Arbogast, che aveva partecipato alla precedente spedizione contro Magno Massimo, decise non fare il suo errore e di concentrare il suo esercito nella difesa dell'Italia: sapeva benissimo dove i Teodosiani sarebbero emersi dalle montagne e lì, nella terra tra la fortezza di Aquileia e le Alpi, decise di posizionare il suo esercito. L'esercito orientale dovette infatti attraversare lo stretto passo di Hubl in Slovenia e all'uscita dal passo Arbogast era ad attenderli. Era il 5 settembre del 394 in quello che passò alla storia con il primo giorno della battaglia del fiume Frigidus: l'avanguardia di Teodosio fu capace di resistere a mala pena per consentire al resto dell'enorme esercito di raggiungerli. Gli uomini dell'avanguardia subirono perdite pesantissime, a quanto ci dicono i nostri storici dieci mila uomini, ovvero metà dei loro effettivi, anche se questa è probabilmente una esagerazione. E chi c'era all'avanguardia? Ma ovviamente i Goti foederati di Alaric! Le perdite furono così ingenti per una tribù che faceva della sua forza militare l'unica leva per mantenere il loro status speciale dentro l'impero che ai Goti parve che Teodosio li avesse sacrificati con il dichiarato obiettivo di decimarli: fu questa anche l'opinione dello storico cristiano Orosio che scrisse “la loro perdita fu un guadagno per lo stato romano e la loro sconfitta una vittoria”. Comunque sia i Goti, in un ultimo atto di fedeltà, non disertarono la causa dell'Imperatore d'oriente.

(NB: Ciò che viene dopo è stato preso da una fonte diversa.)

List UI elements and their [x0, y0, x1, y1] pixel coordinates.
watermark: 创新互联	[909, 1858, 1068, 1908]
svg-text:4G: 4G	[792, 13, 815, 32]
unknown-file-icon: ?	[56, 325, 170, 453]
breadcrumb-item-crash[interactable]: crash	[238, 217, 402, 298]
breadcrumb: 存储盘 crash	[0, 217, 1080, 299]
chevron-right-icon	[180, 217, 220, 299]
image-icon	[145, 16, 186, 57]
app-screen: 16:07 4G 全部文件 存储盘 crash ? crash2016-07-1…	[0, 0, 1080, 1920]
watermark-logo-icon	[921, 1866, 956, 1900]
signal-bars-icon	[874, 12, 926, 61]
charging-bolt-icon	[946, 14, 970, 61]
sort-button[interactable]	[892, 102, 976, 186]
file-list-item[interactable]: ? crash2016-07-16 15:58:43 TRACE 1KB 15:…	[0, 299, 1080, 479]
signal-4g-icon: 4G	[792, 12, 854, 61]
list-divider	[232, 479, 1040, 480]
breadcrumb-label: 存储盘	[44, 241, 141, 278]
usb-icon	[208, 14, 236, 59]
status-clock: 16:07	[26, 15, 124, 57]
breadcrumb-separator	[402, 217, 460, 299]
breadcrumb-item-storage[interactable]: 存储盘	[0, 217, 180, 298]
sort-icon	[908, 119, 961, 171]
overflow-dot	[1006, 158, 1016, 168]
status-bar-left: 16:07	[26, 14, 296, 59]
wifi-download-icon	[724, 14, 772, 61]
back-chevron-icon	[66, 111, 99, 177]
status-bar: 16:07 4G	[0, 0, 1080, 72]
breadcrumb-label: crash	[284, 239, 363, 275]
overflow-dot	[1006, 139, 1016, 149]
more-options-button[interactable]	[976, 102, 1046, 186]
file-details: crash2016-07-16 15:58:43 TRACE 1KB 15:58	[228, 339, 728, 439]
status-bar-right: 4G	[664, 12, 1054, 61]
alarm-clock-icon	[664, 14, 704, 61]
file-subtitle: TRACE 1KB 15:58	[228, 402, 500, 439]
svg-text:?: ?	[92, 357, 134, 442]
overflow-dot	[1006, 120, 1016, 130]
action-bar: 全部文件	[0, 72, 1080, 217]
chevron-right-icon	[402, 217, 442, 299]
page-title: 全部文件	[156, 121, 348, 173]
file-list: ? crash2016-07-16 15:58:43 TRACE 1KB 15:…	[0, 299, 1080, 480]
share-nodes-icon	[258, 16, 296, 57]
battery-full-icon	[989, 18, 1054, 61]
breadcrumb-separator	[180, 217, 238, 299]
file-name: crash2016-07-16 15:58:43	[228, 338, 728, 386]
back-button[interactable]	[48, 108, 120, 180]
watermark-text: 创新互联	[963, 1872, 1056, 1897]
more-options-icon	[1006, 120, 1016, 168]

Teodosio riuscì a raggruppare quel che rimaneva della sua invincibile armata e quella notte fu certamente una notte di paura per il nostro imperatore, che si ritirò in preghiera: il Dio dei Cristiani certamente non avrebbe mai concesso ad una armata cristiana di essere sconfitta da miscredenti come Arbogast ed Eugenio. Teodosio era un profondo credente e penso che confidasse davvero nell'aiuto divino: non rimarrà deluso.